Artificial intelligent assistant

courante

courante, courant
  ( kurɑ̃t, kuːˈrɑːnt, -æ-)
  Also 7–9 corant, 8 currant, corrant, (courant).
  [a. F. courante in same sense, lit. ‘running (dance)’, from courant, -ante, pr. pple. of courir to run. In 17th c. usually corant, and coranto, q.v.; in 18th c. conformed to the French, and in this form alone now used as a musical term.]
  1. A kind of dance formerly in vogue, characterized by a running or gliding step (as distinguished from leaping).

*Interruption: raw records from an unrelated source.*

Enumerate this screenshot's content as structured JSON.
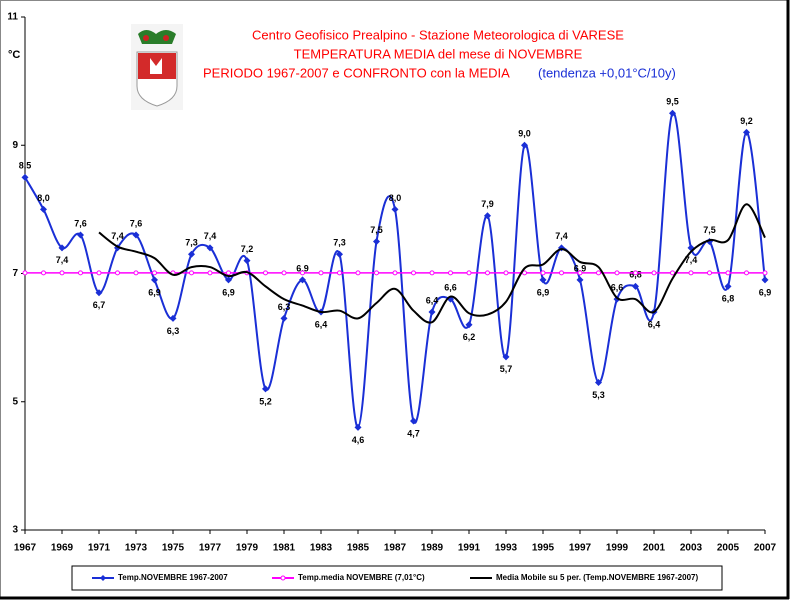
{
  "chart_data": {
    "type": "line",
    "title": [
      "Centro Geofisico Prealpino - Stazione Meteorologica di VARESE",
      "TEMPERATURA MEDIA del mese di NOVEMBRE",
      "PERIODO 1967-2007 e CONFRONTO con la MEDIA"
    ],
    "annotation": "(tendenza +0,01°C/10y)",
    "y_label": "°C",
    "x": [
      1967,
      1968,
      1969,
      1970,
      1971,
      1972,
      1973,
      1974,
      1975,
      1976,
      1977,
      1978,
      1979,
      1980,
      1981,
      1982,
      1983,
      1984,
      1985,
      1986,
      1987,
      1988,
      1989,
      1990,
      1991,
      1992,
      1993,
      1994,
      1995,
      1996,
      1997,
      1998,
      1999,
      2000,
      2001,
      2002,
      2003,
      2004,
      2005,
      2006,
      2007
    ],
    "xlim": [
      1967,
      2007
    ],
    "xticks": [
      1967,
      1969,
      1971,
      1973,
      1975,
      1977,
      1979,
      1981,
      1983,
      1985,
      1987,
      1989,
      1991,
      1993,
      1995,
      1997,
      1999,
      2001,
      2003,
      2005,
      2007
    ],
    "ylim": [
      3,
      11
    ],
    "yticks": [
      3,
      5,
      7,
      9,
      11
    ],
    "series": [
      {
        "name": "Temp.NOVEMBRE 1967-2007",
        "color": "#1a2fd6",
        "values": [
          8.5,
          8.0,
          7.4,
          7.6,
          6.7,
          7.4,
          7.6,
          6.9,
          6.3,
          7.3,
          7.4,
          6.9,
          7.2,
          5.2,
          6.3,
          6.9,
          6.4,
          7.3,
          4.6,
          7.5,
          8.0,
          4.7,
          6.4,
          6.6,
          6.2,
          7.9,
          5.7,
          9.0,
          6.9,
          7.4,
          6.9,
          5.3,
          6.6,
          6.8,
          6.4,
          9.5,
          7.4,
          7.5,
          6.8,
          9.2,
          6.9
        ],
        "value_labels": [
          "8,5",
          "8,0",
          "7,4",
          "7,6",
          "6,7",
          "7,4",
          "7,6",
          "6,9",
          "6,3",
          "7,3",
          "7,4",
          "6,9",
          "7,2",
          "5,2",
          "6,3",
          "6,9",
          "6,4",
          "7,3",
          "4,6",
          "7,5",
          "8,0",
          "4,7",
          "6,4",
          "6,6",
          "6,2",
          "7,9",
          "5,7",
          "9,0",
          "6,9",
          "7,4",
          "6,9",
          "5,3",
          "6,6",
          "6,8",
          "6,4",
          "9,5",
          "7,4",
          "7,5",
          "6,8",
          "9,2",
          "6,9"
        ]
      },
      {
        "name": "Temp.media NOVEMBRE (7,01°C)",
        "color": "#ff00ff",
        "values": [
          7.01,
          7.01,
          7.01,
          7.01,
          7.01,
          7.01,
          7.01,
          7.01,
          7.01,
          7.01,
          7.01,
          7.01,
          7.01,
          7.01,
          7.01,
          7.01,
          7.01,
          7.01,
          7.01,
          7.01,
          7.01,
          7.01,
          7.01,
          7.01,
          7.01,
          7.01,
          7.01,
          7.01,
          7.01,
          7.01,
          7.01,
          7.01,
          7.01,
          7.01,
          7.01,
          7.01,
          7.01,
          7.01,
          7.01,
          7.01,
          7.01
        ]
      },
      {
        "name": "Media Mobile su 5 per. (Temp.NOVEMBRE 1967-2007)",
        "color": "#000000",
        "values": [
          null,
          null,
          null,
          null,
          7.64,
          7.42,
          7.34,
          7.24,
          6.98,
          7.1,
          7.1,
          6.96,
          7.02,
          6.8,
          6.6,
          6.5,
          6.4,
          6.42,
          6.3,
          6.54,
          6.76,
          6.42,
          6.24,
          6.64,
          6.38,
          6.36,
          6.56,
          7.08,
          7.14,
          7.38,
          7.18,
          7.1,
          6.62,
          6.6,
          6.4,
          6.92,
          7.34,
          7.52,
          7.52,
          8.08,
          7.56
        ]
      }
    ]
  }
}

1586 E. Hoby tr. Cognet's Truth & Lying xi. 39 The Voltes, courantes, and vyolent daunses proceede from furie. [1596 Davies Orchestra lxix, What shall I name those current travases, That on a triple dactyl foot do run Close by the ground, with sliding passages, Wherein that dancer greatest praise hath won, Which with best order can all orders shun: For everywhere he wantonly must range, And turn and wind with unexpected change.] 1597 Morley Introd. Mus. 181 The volte rising and leaping, the courante trauising and running..The courant hath twise so much in a straine, as the English country daunce. 1676 G. Etherege Man of Mode iv. i, I am fit for Nothing but low dancing now, a Corant, a Boreè, Or a Minnuét. a 1701 Sedley Grumbler iii. i, L. You would have a grave, serious dance perhaps? G. Yes, a serious one..L. Well, the courante, the bocane, the sarabande. 1746 Eliza Heywood Female Spect. (1748) IV. 304 She..swam round the room, as if leading up a courant. c 1817 Hogg Tales & Sk. V. 10 He dreamed of the reel, the jig,..and the corant.


attrib. 1667 Dryden Maiden Q. v. i, I can..walk with a courant slur.

  2. Mus. The tune used for accompanying this dance, or a tune of similar construction; a piece of music in triple time, regularly following the Allemande as a movement of the Suite.

1597 [see 1]. 1674 Playford Skill Mus. Pref. 9 Our late solemn Musick is now justled out of esteem by the new Corants and Jigs of Foreigners. 1694 Holder Treat. Harmony ix. (1731) 151 The Kinds of Air..as, Almand, Corant, Jigg, etc. 1880 Prout in Grove Dict. Mus. I. 410 As a component of the suite, the Courante follows the Allemande, with which in its character it is strongly contrasted.

  3. dial. A running or careering about.

1795 Wolcott (P. Pindar) Lousiad i. Wks. 1812 I. 176 All her wild Couraunts in fields of clover. 1865 R. Hunt Pop. Rom. W. Eng. Ser. ii. 244 By a courant with the boys, they mean a game of running romps.